Hi everyone!
I am currently writing a post comparing my new parser-combinator library, marser with nom and chumsky. In this post I am comparing code written using the three libraries on concrete example grammars.
Before I share this post I want to make sure that the comparison is fair and that the code I have written in chumsky and nom is idiomatic. I would really appreciate it if someone could look over the code I have written for nom and chumsky and tell me if its ok or I have used these libraries wrong somehow.
You can also see the code here. I have used AI to try and help me make the code more idiomatic, the post is written completely by me though.
Any general feedback about the post is also very welcome!
The question that spins in my head is what is the purpose of the work.
I looked at the code briefly, and it looks like an attempt to reimplement chumsky+ariadne from scratch, but with some weird decisions with unsafe blocks. The parsing-combinators library probably could be written entirely in safe space without the loss of performance. If the perfomance was a goal, comparison benchmark tests would be more appropriate.
Also, I don't see anything innovative, that you cannot do with already existing nom, except that it suggests to use macro rules instead of normal combinator-functions. Macros, in general, slow down compilation time, and make the end codebase lesser transparent.
I know that PEGs are popular, but most of the time we are parsing simple recursive-descending LL(k) languages (often, just LL(1)) without the need of PEG predicates to resolve grammar ambiguities, but PEGs make the entire error-recovery process much more complex.
If it has been done entirely for the learning purposes, that makes sense, but why did you use artificial neural networks then?
Chumsky is better, but personally prefer manual parsing
Hi, thank you for taking the time to look at the post and write this response!
it looks like an attempt to reimplement chumsky+ariadne from scratch
Yes, but more just chumsky. In the post I have forgotten to mention that the rendering or errors is done using annotate-snippets which can be enabled with a feature. I have added the information to the post.
some weird decisions with unsafe blocks
I use unsafe to enable packrat-style caching of parser results which have different types by using type erasure. Sadly I cannot use dyn Any here because Any requires 'static and I want to allow for zero-copy parsing. If you have any suggestions on how to do this without unsafe, I am very open to suggestions. I have tried documenting here why i did this: marser/src/cache.rs at main · ArneCode/marser · GitHub
Also, I don't see anything innovative, that you cannot do with already existing nom, except that it suggests to use macro rules instead of normal combinator-functions.
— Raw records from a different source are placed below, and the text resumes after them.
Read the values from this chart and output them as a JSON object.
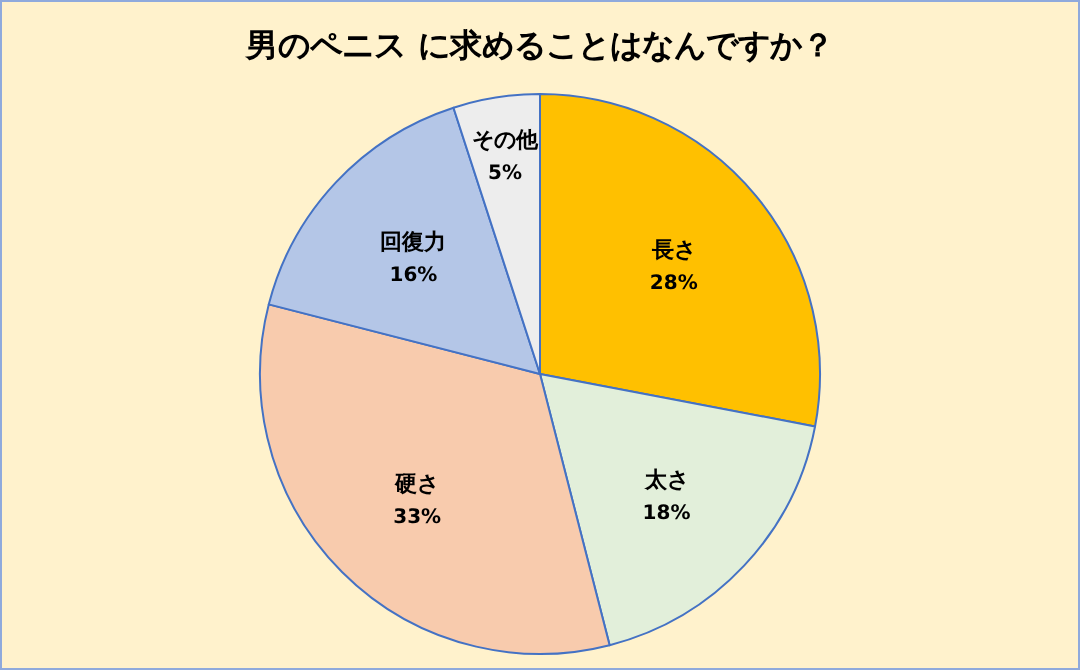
{
  "chart_data": {
    "type": "pie",
    "title": "男のペニス に求めることはなんですか？",
    "categories": [
      "長さ",
      "太さ",
      "硬さ",
      "回復力",
      "その他"
    ],
    "values": [
      28,
      18,
      33,
      16,
      5
    ],
    "colors": [
      "#ffc000",
      "#e2efda",
      "#f8cbad",
      "#b4c6e7",
      "#ededed"
    ],
    "value_labels": [
      "28%",
      "18%",
      "33%",
      "16%",
      "5%"
    ]
  }
}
That is hard hard to argue with because what is innovative is of course subjective. Here are some reasons why I think marser adds something new:
- In other parser combinator libraries you will often need to restructure your grammar or add code to ignore certain values but keep others. Marser tries to make you able to write code that is pretty similar to grammars and add the construction of result values seperately with capture!(grammar_with_binds => result). I think this makes parser code simpler to read and reason about, because it is only grammar, but I am of course biased. Other libraries like peg have done something similar but I think they have less separation between grammar and ast construction and have a lot more macro syntax which as you mentioned makes the code base less transparent
- Marser has a TUI that allows you to debug your parsers, which i think is pretty useful, you can see a screenshot below, left side is parser source code, right side is the file being parsed.
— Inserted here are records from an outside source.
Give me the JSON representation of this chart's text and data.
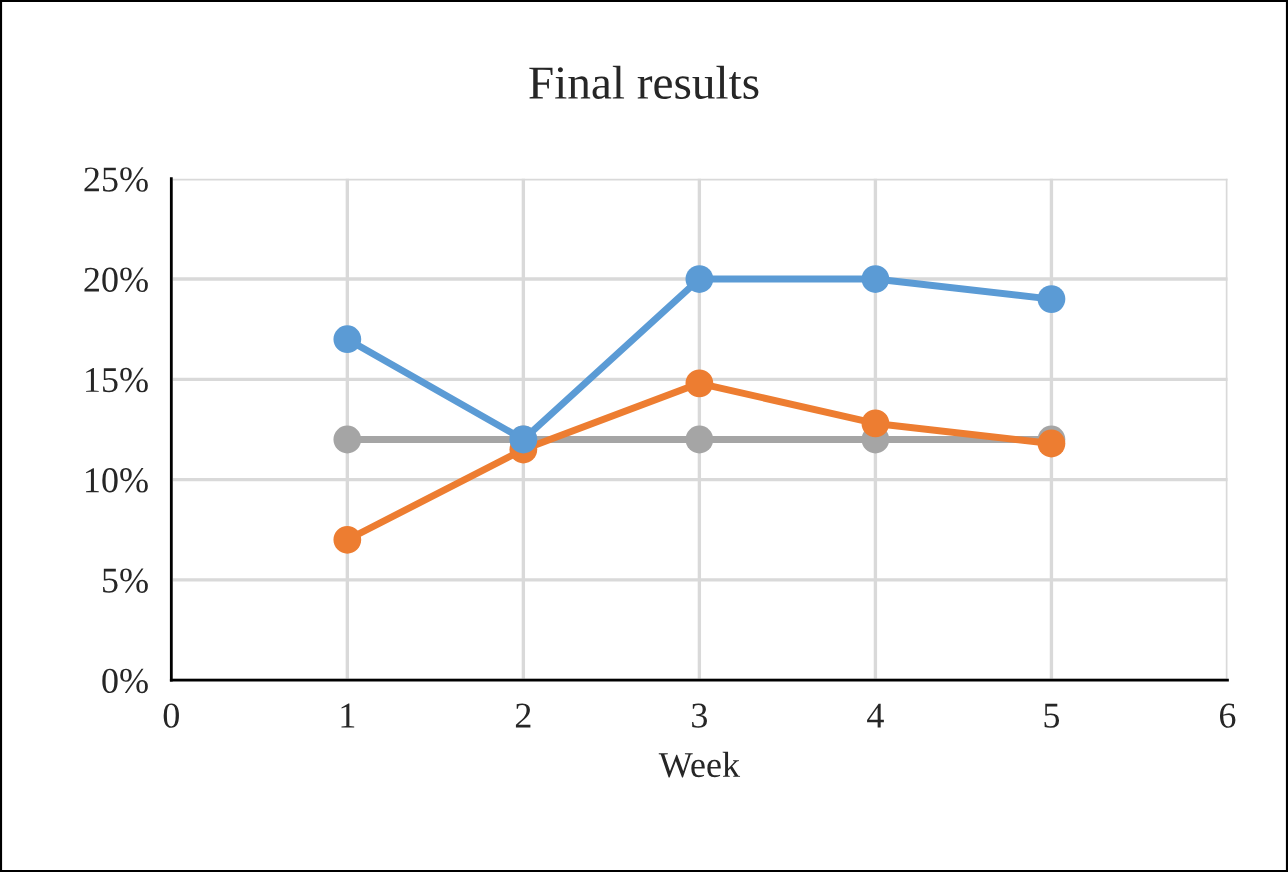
{
  "chart_data": {
    "type": "line",
    "title": "Final results",
    "xlabel": "Week",
    "x": [
      1,
      2,
      3,
      4,
      5
    ],
    "series": [
      {
        "color": "#5b9bd5",
        "values": [
          17,
          12,
          20,
          20,
          19
        ]
      },
      {
        "color": "#ed7d31",
        "values": [
          7,
          11.5,
          14.8,
          12.8,
          11.8
        ]
      },
      {
        "color": "#a5a5a5",
        "values": [
          12,
          12,
          12,
          12,
          12
        ]
      }
    ],
    "xlim": [
      0,
      6
    ],
    "xticks": [
      0,
      1,
      2,
      3,
      4,
      5,
      6
    ],
    "ylim": [
      0,
      25
    ],
    "yticks": [
      {
        "value": 0,
        "label": "0%"
      },
      {
        "value": 5,
        "label": "5%"
      },
      {
        "value": 10,
        "label": "10%"
      },
      {
        "value": 15,
        "label": "15%"
      },
      {
        "value": 20,
        "label": "20%"
      },
      {
        "value": 25,
        "label": "25%"
      }
    ],
    "grid": true,
    "marker": "circle",
    "line_style": "solid",
    "legend": false
  }
}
If it has been done entirely for the learning purposes, that makes sense, but why did you use artificial neural networks then?
I have written the core parsing code myself and then used AI for things like this TUI, documentation and docstrings and also for enabling of rendering the error messages using annotate-snippets. Also some macro code. So basically parts that AI can do pretty well and that didnt interest me as much. I have learned a lot while writing the parsing logic, so for that alone I think this project has been worth it.
Sorry for the double response btw, I hit shift enter which on most platforms just adds a new line but here seems to send the reply 
Well, if the parser uses memoization, it is not zero-allocated anyway. I recommend using simple index-based arenas such as slab or slotmap, or something similar. It's much easier to reason in terms of indexes in already preallocated memory when you are working with graphs, and removes the majority of unsafe bloat from the code.
thats true, but there is a difference between zero copy parsing and zero allocation. This article defines zero copy parsing like this:
A zero-copy parser is a piece of code that can transform the received data into its structured form, without having to copy its contents into new buffers during this procedure.
Lets say you want to parse an identifier like a variable name, you could either parse it into an owned String by copying from the input, or you could return a reference to the input as &str and not have to copy. The second option will be faster and use less memory which is why it is usually preferred.
The reason that I think I need unsafe code is that I need an index-based container that can store values of different types. As far as I can see slab / slotmap only allow for storage of one type. There are libraries that provide storage of different types but they require that the types are 'static. This means that the values cannot borrow from the input and thus zero-copy parsing is not possible
.
I have thought about adding arena allocation or something similar in the past, but when profiling the library it looked like only about 15% of the time was spent allocating so speed wise it did not seem worth it for me. Maybe in the future though.